Win More by Serving Your Buyers Where They Are

This post was originally a Sunday newsletter. If you ever want to know what that newsletter is like, here is a sample.

This is a long and critically important piece of content. You may want to spend some time with it this week.

Selling well begins with understanding where your prospective client is in their decision-making. By knowing where they are in their process, you can better serve them, and you can also create a preference for you and your solution.

A Problem Worth Solving

You will find your prospective clients in one of three states.

The first state in which you might find them is the easiest and least likely. That is where they have a problem worth solving and they are compelled to solve it.

The second state you might find your prospective client in is one where they don’t know that they have a problem, and so they aren’t compelled to change. This is more likely where most of your clients are when you find them. You can see that they should be producing better results, but they don’t understand how those results are possible.

You might also find a prospective client who knows that they have a problem but are not compelled to solve it.

The more your approach serves the prospect where they are, the better your results. If they know they have a problem and are compelled to change, you help them do so. If they don’t know that they could be producing better results and that they should be compelled to change, you teach them what their problems are and how you can help solve them.

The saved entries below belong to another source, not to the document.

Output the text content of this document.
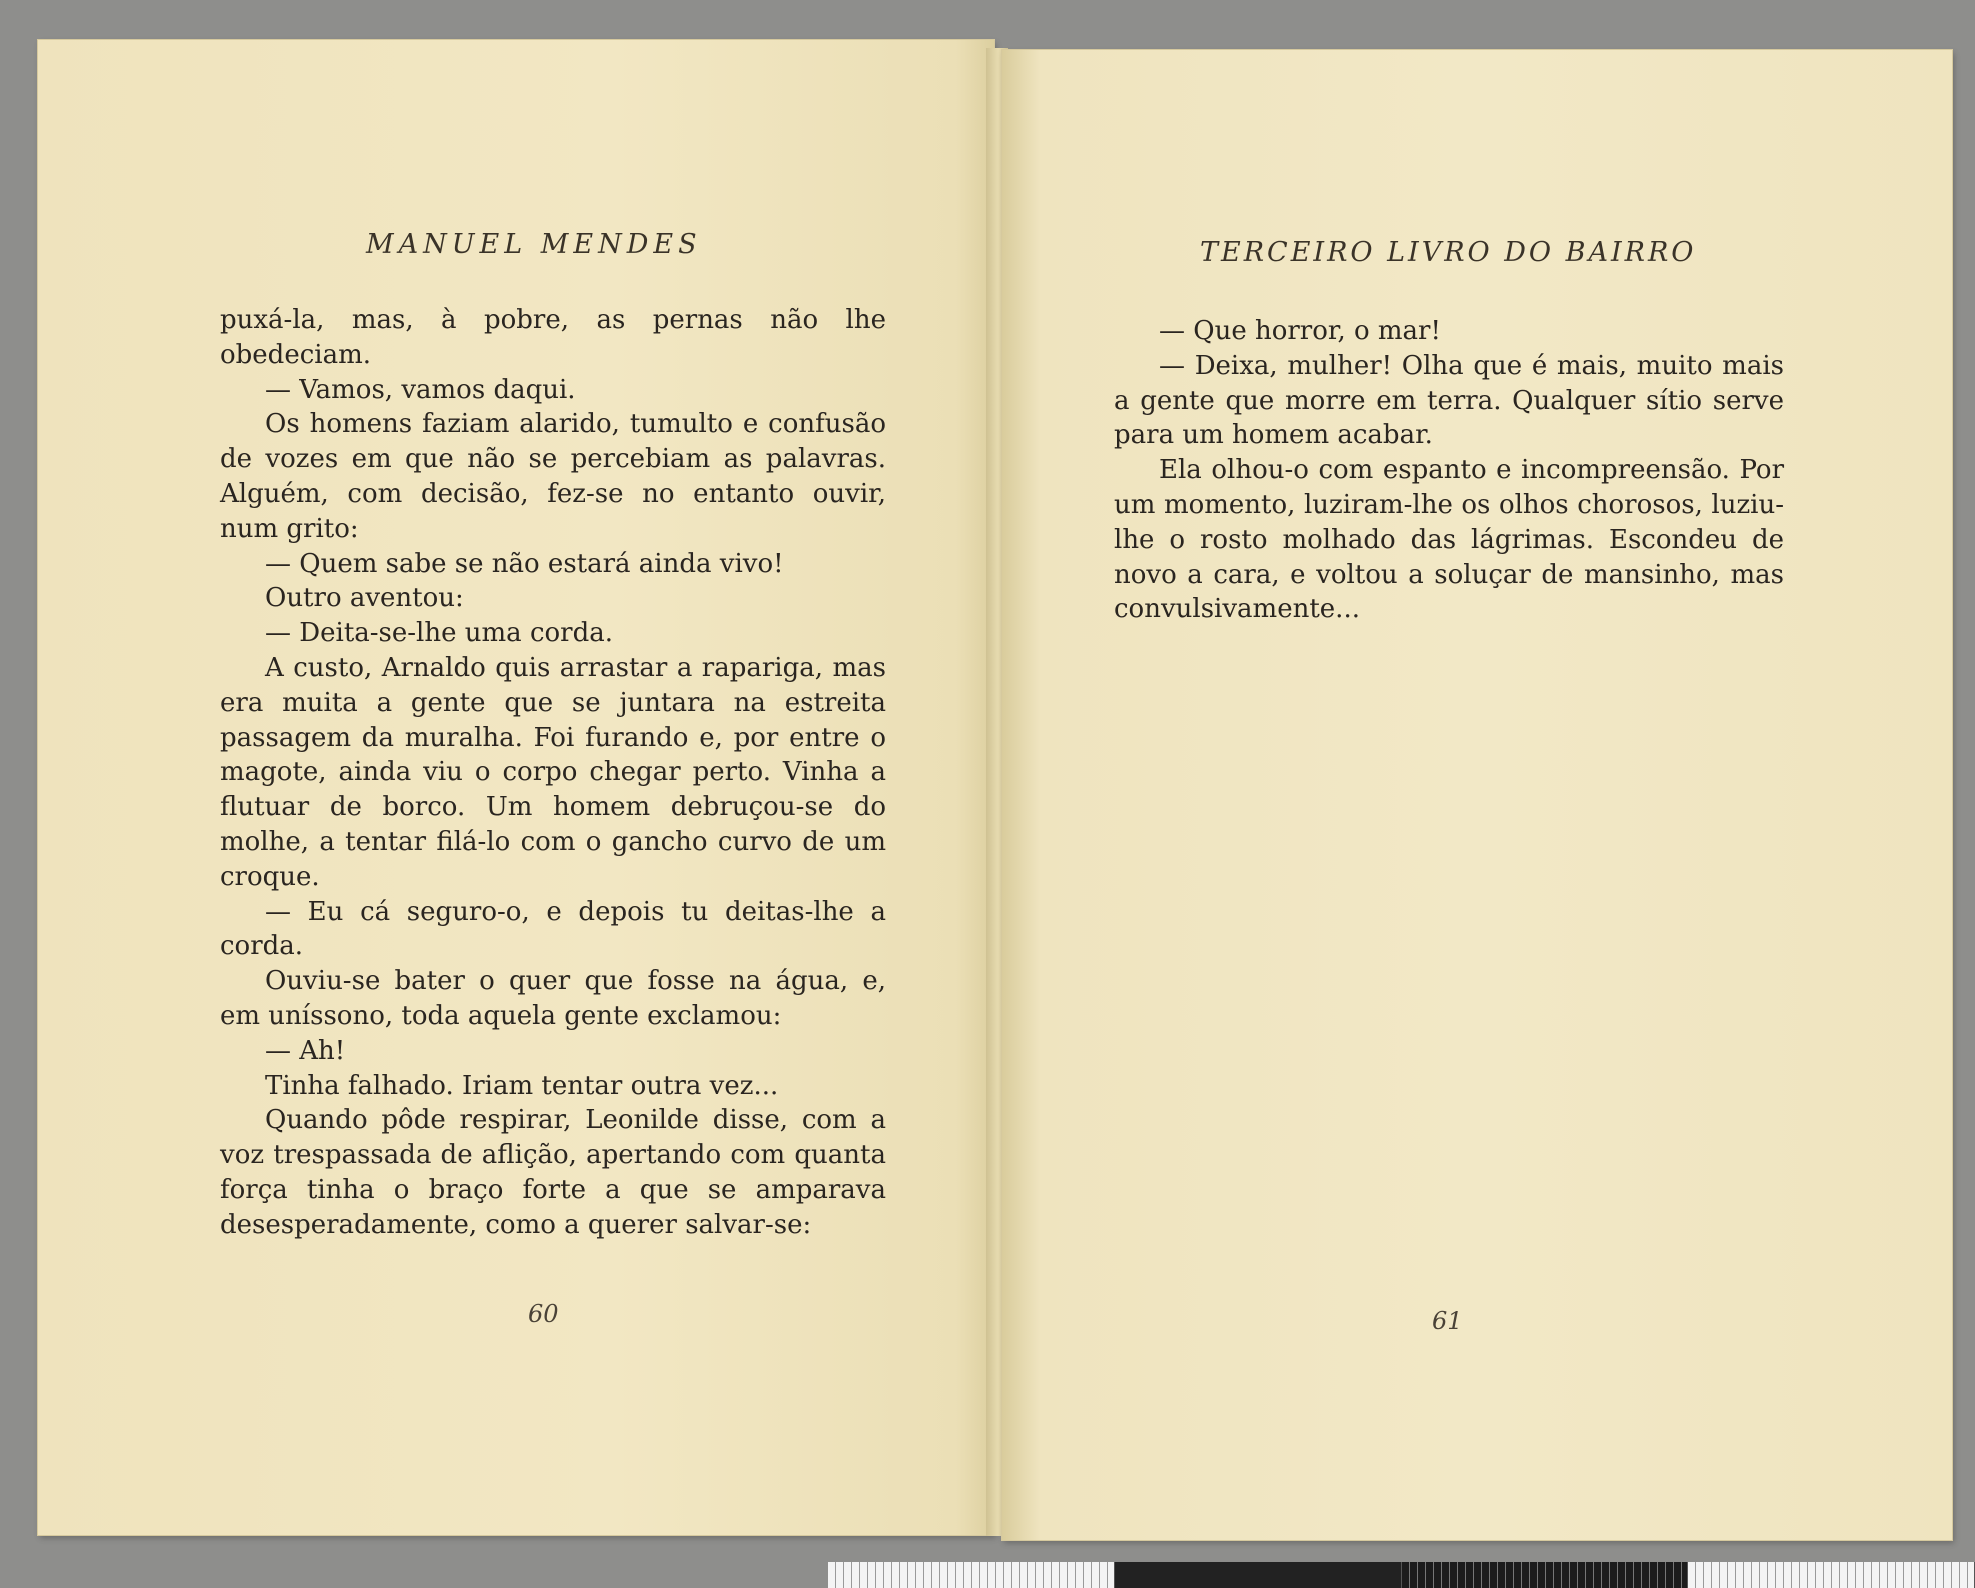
MANUEL MENDES	TERCEIRO LIVRO DO BAIRRO

puxá-la, mas, à pobre, as pernas não lhe obedeciam.

— Vamos, vamos daqui.

Os homens faziam alarido, tumulto e confusão de vozes em que não se percebiam as palavras. Alguém, com decisão, fez-se no entanto ouvir, num grito:

— Quem sabe se não estará ainda vivo!

Outro aventou:

— Deita-se-lhe uma corda.

A custo, Arnaldo quis arrastar a rapariga, mas era muita a gente que se juntara na estreita passagem da muralha. Foi furando e, por entre o magote, ainda viu o corpo chegar perto. Vinha a flutuar de borco. Um homem debruçou-se do molhe, a tentar filá-lo com o gancho curvo de um croque.

— Eu cá seguro-o, e depois tu deitas-lhe a corda.

Ouviu-se bater o quer que fosse na água, e, em uníssono, toda aquela gente exclamou:

— Ah!

Tinha falhado. Iriam tentar outra vez...

Quando pôde respirar, Leonilde disse, com a voz trespassada de aflição, apertando com quanta força tinha o braço forte a que se amparava desesperadamente, como a querer salvar-se:

— Que horror, o mar!

— Deixa, mulher! Olha que é mais, muito mais a gente que morre em terra. Qualquer sítio serve para um homem acabar.

Ela olhou-o com espanto e incompreensão. Por um momento, luziram-lhe os olhos chorosos, luziu-lhe o rosto molhado das lágrimas. Escondeu de novo a cara, e voltou a soluçar de mansinho, mas convulsivamente...

60	61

What about the third group, the group that knows they have a problem and won’t change. Some people actually have to experience the heart attack before they change their diet and start exercising.

  • Is this change worth pursuing?

Identification of Root Cause and Compelling Vision

Sometimes your prospective clients need help understanding the root cause of their problems or challenges. They need help identifying a compelling vision of what their future should look like.

Good salespeople help their prospective clients solve the presenting problem or challenge they uncovered during their discovery. Great salespeople help their prospective clients find the root cause of those problems or challenges.

Good salespeople do an excellent job selling their solution. Great salespeople build a compelling vision of the future state, recognizing that the solution is valuable only as it relates to bringing that vision to life.

We think of discovery as coming to understand our prospective clients’ needs. But it’s more than that. They are also discovering the root cause of their challenge and a vision of a better future. This is what we do when we are at our best.

  • What needs to change?
  • Why should I change now?
  • How will it be better?

Exploration of Alternatives and Options

You can sell much better when you understand what your prospective client is accomplishing during this stage. A limited view of an exploration of alternatives and options can cause you to sell poorly and lose opportunities.

And, in our sometimes limited view, we think that we are competing only with our direct competitors. But our first competitor is the alternative of doing nothing. The status quo tends to have a lot of supporters, and when change is difficult, this option often looks very good.

There are other alternatives that include doing something completely different than what you or your competitors may recommend. Some companies may outsource a whole segment of their business rather than bring in a supplier to help them do it themselves, for example.

One mistake we sometimes make in this stage is to show our prospective client a single solution rather than giving them choices and collaborating with them on the right ideas.

It’s true that in competitive situations we focus on how we compete and win against good companies with good people and good solutions, some better than ours. Good salespeople present solutions. Great salespeople present ideas, options, and a chance to collaborate on the solution and the outcomes.

  • What are my choices?
  • What are the trade-offs?
  • What fits me the best?

Evaluation of Risks and Addressing of Fears

If there is a cardinal sin in selling it is believing that your role as a salesperson ends after you present your solution. Your prospective client still needs your help.

It’s normal and natural to have concerns before making a purchase. But the bigger the problem is, the more strategic the solution, the more compelling the vision, the more concerns your prospect will have about their risk. Your prospective client fears that the changes can be more difficult than they imagined, that they may fail, that they may not get the outcomes they need, that they may be embarrassed, and that things will be worse having tried and failed. Some or all of these may be true.

Good salespeople provide proof as a way to help their prospective clients evaluate the risk and address their fears. Great salespeople provide the counsel of a trusted advisor.

Instead of leaving their prospective client alone to think through the risks and fears, great salespeople schedule meetings and spend time helping them to make good decisions, to plan for unforeseen circumstances, and to mitigate any risks.

  • Is how you sell in line with serving your prospective clients at each stage of their decision-making process?
  • Do you know where your prospective client is in this process before you begin to sell?